ディクスン・カー「蝋人形館の殺人」その1


原題からしたら「蝋人形館の屍体」とかになりそうだが。
蝋人形館で半獣半人の蝋人形に屍体を抱えさせていたってあたりまで読んだが、どう見ても怪しいのはこの蝋人形館の娘ですわな。この先死ぬか犯人化しないと気分悪い。

ジョン・ディクスン・カー。何やら有名な作家らしく、東京創元社創元推理文庫の巻末の紹介には必ずと言っていいほど名を連ねている作家の一人だが、こいつの長編作品読むのはこれが初めて。それというのもいままでの前時代的で古臭く、しかしだからこそおどろおどろしく非常に不気味な印象を与える表紙の絵があまりにも気味悪すぎて、表紙をチラと見た時点で本棚に戻したくなるような代物だったからだ。もちろん表紙がその本の全てというわけではないが、それにしても限度を超えていた。所有欲どころか読む気も失せるという表紙で、よく何十年もあのまんまにしておいたなと感心する位だ。おまけに未だに古い組版のまんまだったし。

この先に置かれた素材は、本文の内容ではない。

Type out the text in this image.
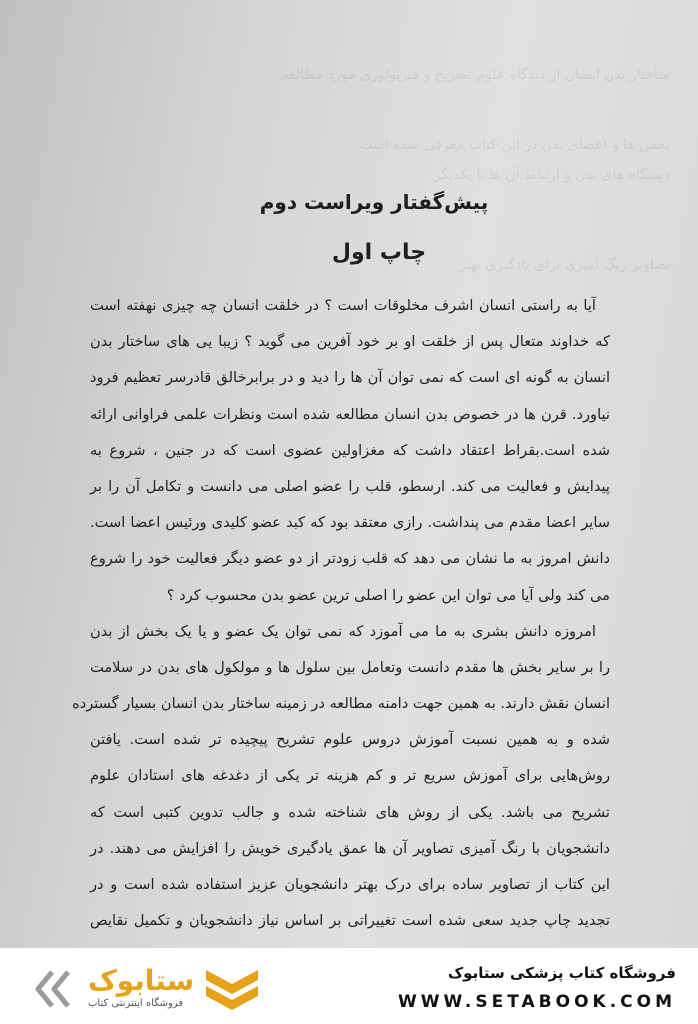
ساختار بدن انسان از دیدگاه علوم تشریح و فیزیولوژی مورد مطالعه
بخش ها و اعضای بدن در این کتاب معرفی شده است
دستگاه های بدن و ارتباط آن ها با یکدیگر
تصاویر رنگ آمیزی برای یادگیری بهتر
پیش‌گفتار ویراست دوم
چاپ اول
آیا به راستی انسان اشرف مخلوقات است ؟ در خلقت انسان چه چیزی نهفته است
که خداوند متعال پس از خلقت او بر خود آفرین می گوید ؟ زیبا یی های ساختار بدن
انسان به گونه ای است که نمی توان آن ها را دید و در برابرخالق قادرسر تعظیم فرود
نیاورد. قرن ها در خصوص بدن انسان مطالعه شده است ونظرات علمی فراوانی ارائه
شده است.بقراط اعتقاد داشت که مغزاولین عضوی است که در جنین ، شروع به
پیدایش و فعالیت می کند. ارسطو، قلب را عضو اصلی می دانست و تکامل آن را بر
سایر اعضا مقدم می پنداشت. رازی معتقد بود که کبد عضو کلیدی ورئیس اعضا است.
دانش امروز به ما نشان می دهد که قلب زودتر از دو عضو دیگر فعالیت خود را شروع
می کند ولی آیا می توان این عضو را اصلی ترین عضو بدن محسوب کرد ؟
امروزه دانش بشری به ما می آموزد که نمی توان یک عضو و یا یک بخش از بدن
را بر سایر بخش ها مقدم دانست وتعامل بین سلول ها و مولکول های بدن در سلامت
انسان نقش دارند. به همین جهت دامنه مطالعه در زمینه ساختار بدن انسان بسیار گسترده
شده و به همین نسبت آموزش دروس علوم تشریح پیچیده تر شده است. یافتن
روش‌هایی برای آموزش سریع تر و کم هزینه تر یکی از دغدغه های استادان علوم
تشریح می باشد. یکی از روش های شناخته شده و جالب تدوین کتبی است که
دانشجویان با رنگ آمیزی تصاویر آن ها عمق یادگیری خویش را افزایش می دهند. در
این کتاب از تصاویر ساده برای درک بهتر دانشجویان عزیز استفاده شده است و در
تجدید چاپ جدید سعی شده است تغییراتی بر اساس نیاز دانشجویان و تکمیل نقایص
ستابوک
فروشگاه اینترنتی کتاب
فروشگاه کتاب پزشکی ستابوک
WWW.SETABOOK.COM
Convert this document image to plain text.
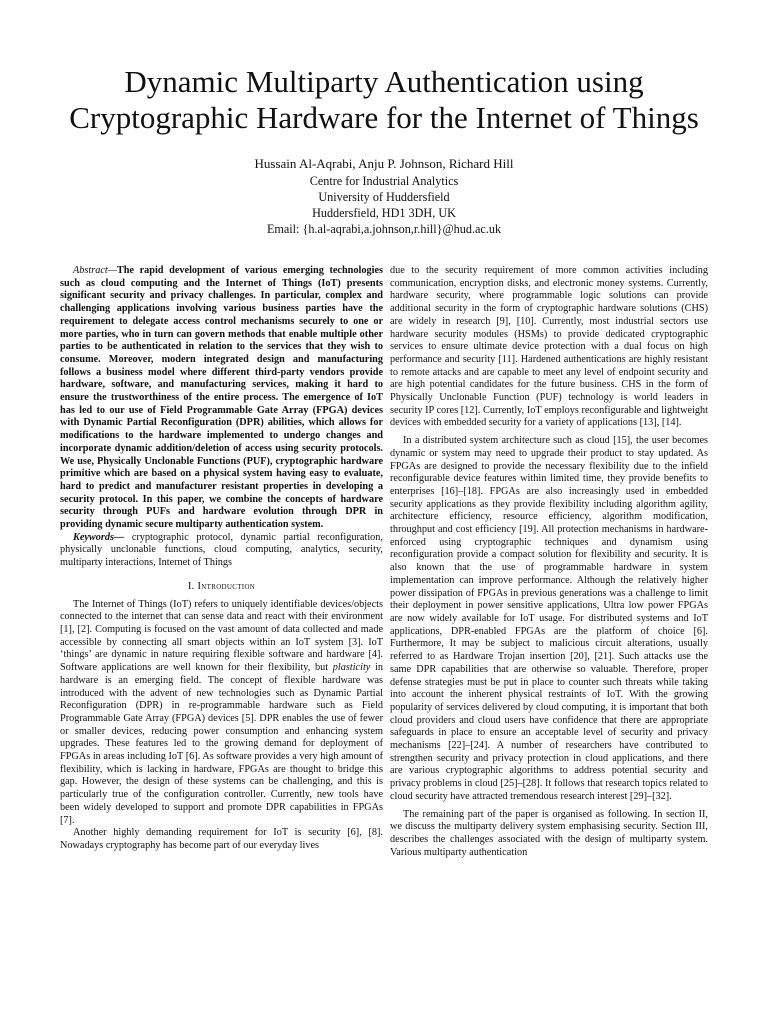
Dynamic Multiparty Authentication using
Cryptographic Hardware for the Internet of Things
Hussain Al-Aqrabi, Anju P. Johnson, Richard Hill
Centre for Industrial Analytics
University of Huddersfield
Huddersfield, HD1 3DH, UK
Email: {h.al-aqrabi,a.johnson,r.hill}@hud.ac.uk

Abstract—The rapid development of various emerging technologies such as cloud computing and the Internet of Things (IoT) presents significant security and privacy challenges. In particular, complex and challenging applications involving various business parties have the requirement to delegate access control mechanisms securely to one or more parties, who in turn can govern methods that enable multiple other parties to be authenticated in relation to the services that they wish to consume. Moreover, modern integrated design and manufacturing follows a business model where different third-party vendors provide hardware, software, and manufacturing services, making it hard to ensure the trustworthiness of the entire process. The emergence of IoT has led to our use of Field Programmable Gate Array (FPGA) devices with Dynamic Partial Reconfiguration (DPR) abilities, which allows for modifications to the hardware implemented to undergo changes and incorporate dynamic addition/deletion of access using security protocols. We use, Physically Unclonable Functions (PUF), cryptographic hardware primitive which are based on a physical system having easy to evaluate, hard to predict and manufacturer resistant properties in developing a security protocol. In this paper, we combine the concepts of hardware security through PUFs and hardware evolution through DPR in providing dynamic secure multiparty authentication system.

Keywords— cryptographic protocol, dynamic partial reconfiguration, physically unclonable functions, cloud computing, analytics, security, multiparty interactions, Internet of Things

I. Introduction

The Internet of Things (IoT) refers to uniquely identifiable devices/objects connected to the internet that can sense data and react with their environment [1], [2]. Computing is focused on the vast amount of data collected and made accessible by connecting all smart objects within an IoT system [3]. IoT ‘things’ are dynamic in nature requiring flexible software and hardware [4]. Software applications are well known for their flexibility, but plasticity in hardware is an emerging field. The concept of flexible hardware was introduced with the advent of new technologies such as Dynamic Partial Reconfiguration (DPR) in re-programmable hardware such as Field Programmable Gate Array (FPGA) devices [5]. DPR enables the use of fewer or smaller devices, reducing power consumption and enhancing system upgrades. These features led to the growing demand for deployment of FPGAs in areas including IoT [6]. As software provides a very high amount of flexibility, which is lacking in hardware, FPGAs are thought to bridge this gap. However, the design of these systems can be challenging, and this is particularly true of the configuration controller. Currently, new tools have been widely developed to support and promote DPR capabilities in FPGAs [7].

Another highly demanding requirement for IoT is security [6], [8]. Nowadays cryptography has become part of our everyday lives

due to the security requirement of more common activities including communication, encryption disks, and electronic money systems. Currently, hardware security, where programmable logic solutions can provide additional security in the form of cryptographic hardware solutions (CHS) are widely in research [9], [10]. Currently, most industrial sectors use hardware security modules (HSMs) to provide dedicated cryptographic services to ensure ultimate device protection with a dual focus on high performance and security [11]. Hardened authentications are highly resistant to remote attacks and are capable to meet any level of endpoint security and are high potential candidates for the future business. CHS in the form of Physically Unclonable Function (PUF) technology is world leaders in security IP cores [12]. Currently, IoT employs reconfigurable and lightweight devices with embedded security for a variety of applications [13], [14].

In a distributed system architecture such as cloud [15], the user becomes dynamic or system may need to upgrade their product to stay updated. As FPGAs are designed to provide the necessary flexibility due to the infield reconfigurable device features within limited time, they provide benefits to enterprises [16]–[18]. FPGAs are also increasingly used in embedded security applications as they provide flexibility including algorithm agility, architecture efficiency, resource efficiency, algorithm modification, throughput and cost efficiency [19]. All protection mechanisms in hardware-enforced using cryptographic techniques and dynamism using reconfiguration provide a compact solution for flexibility and security. It is also known that the use of programmable hardware in system implementation can improve performance. Although the relatively higher power dissipation of FPGAs in previous generations was a challenge to limit their deployment in power sensitive applications, Ultra low power FPGAs are now widely available for IoT usage. For distributed systems and IoT applications, DPR-enabled FPGAs are the platform of choice [6]. Furthermore, It may be subject to malicious circuit alterations, usually referred to as Hardware Trojan insertion [20], [21]. Such attacks use the same DPR capabilities that are otherwise so valuable. Therefore, proper defense strategies must be put in place to counter such threats while taking into account the inherent physical restraints of IoT. With the growing popularity of services delivered by cloud computing, it is important that both cloud providers and cloud users have confidence that there are appropriate safeguards in place to ensure an acceptable level of security and privacy mechanisms [22]–[24]. A number of researchers have contributed to strengthen security and privacy protection in cloud applications, and there are various cryptographic algorithms to address potential security and privacy problems in cloud [25]–[28]. It follows that research topics related to cloud security have attracted tremendous research interest [29]–[32].

The remaining part of the paper is organised as following. In section II, we discuss the multiparty delivery system emphasising security. Section III, describes the challenges associated with the design of multiparty system. Various multiparty authentication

夜歩く (創元推理文庫 118-14) 帽子収集狂事件 (創元推理文庫 118-4) 髑髏城 (創元推理文庫 118-12) 不可能犯罪捜査課 (創元推理文庫―カー短編全集 1  (118‐1))



今回の表紙は森美夏で、北神伝奇やら木島日記やらあるいはジョーカーゲームやダブルジョーカーの表紙の人。「D坂」でよくわからん絵師採用してた創元社にしてはまともなセレクト。カー系は全部この人に描かせたほうがいいんじゃないのとか思ってしまうほど表紙全体のマッチ感がすごい。
曲がった蝶番【新訳版】 (創元推理文庫)
とはいえ、また次出るのではまた元の系統に戻りそうですがね


怪奇趣味一辺倒で超自然的な現象の仕業に見せかけた殺人ばかり書いてそうなカーは、趣味的にも対象外だったが表紙のおかげで多少興味が持てた。まあ、江戸川乱歩は好きだが横溝正史嫌いな自分にとっては、カーが対象外になるのもやむなし。
というか、カーとかクイーンとかアガサ・クリスティとか本の数多すぎなんだよ。これ全部読むのかよ…と思うとうんざりするし、どれから手をつけていいのかもわからない。
ところで舞台はパリ、というかフランスなのになんでアメリカ人の語り部がここにいるのだろうか。バンコランの捜査に付き合ってるてことは警察関係者なのか?


ところでわざわざ漫画分野の絵師を採用したということは、ようは未経験者をカーに引きずり込もうと言う意図が多少なりともあると思うのだが、解説では一向にこの作者について解説していないのはどういうわけなのだろう。「常識」過ぎて説明するまでもないという事なのだろうか。
まあ、今だったらWikipediaあるからそっちで調べてくれってことなのかもしれん
Wikipedia:ジョン・ディクスン・カー
ドイツあたりの人なのかと思ってたら、アメリカ人だった。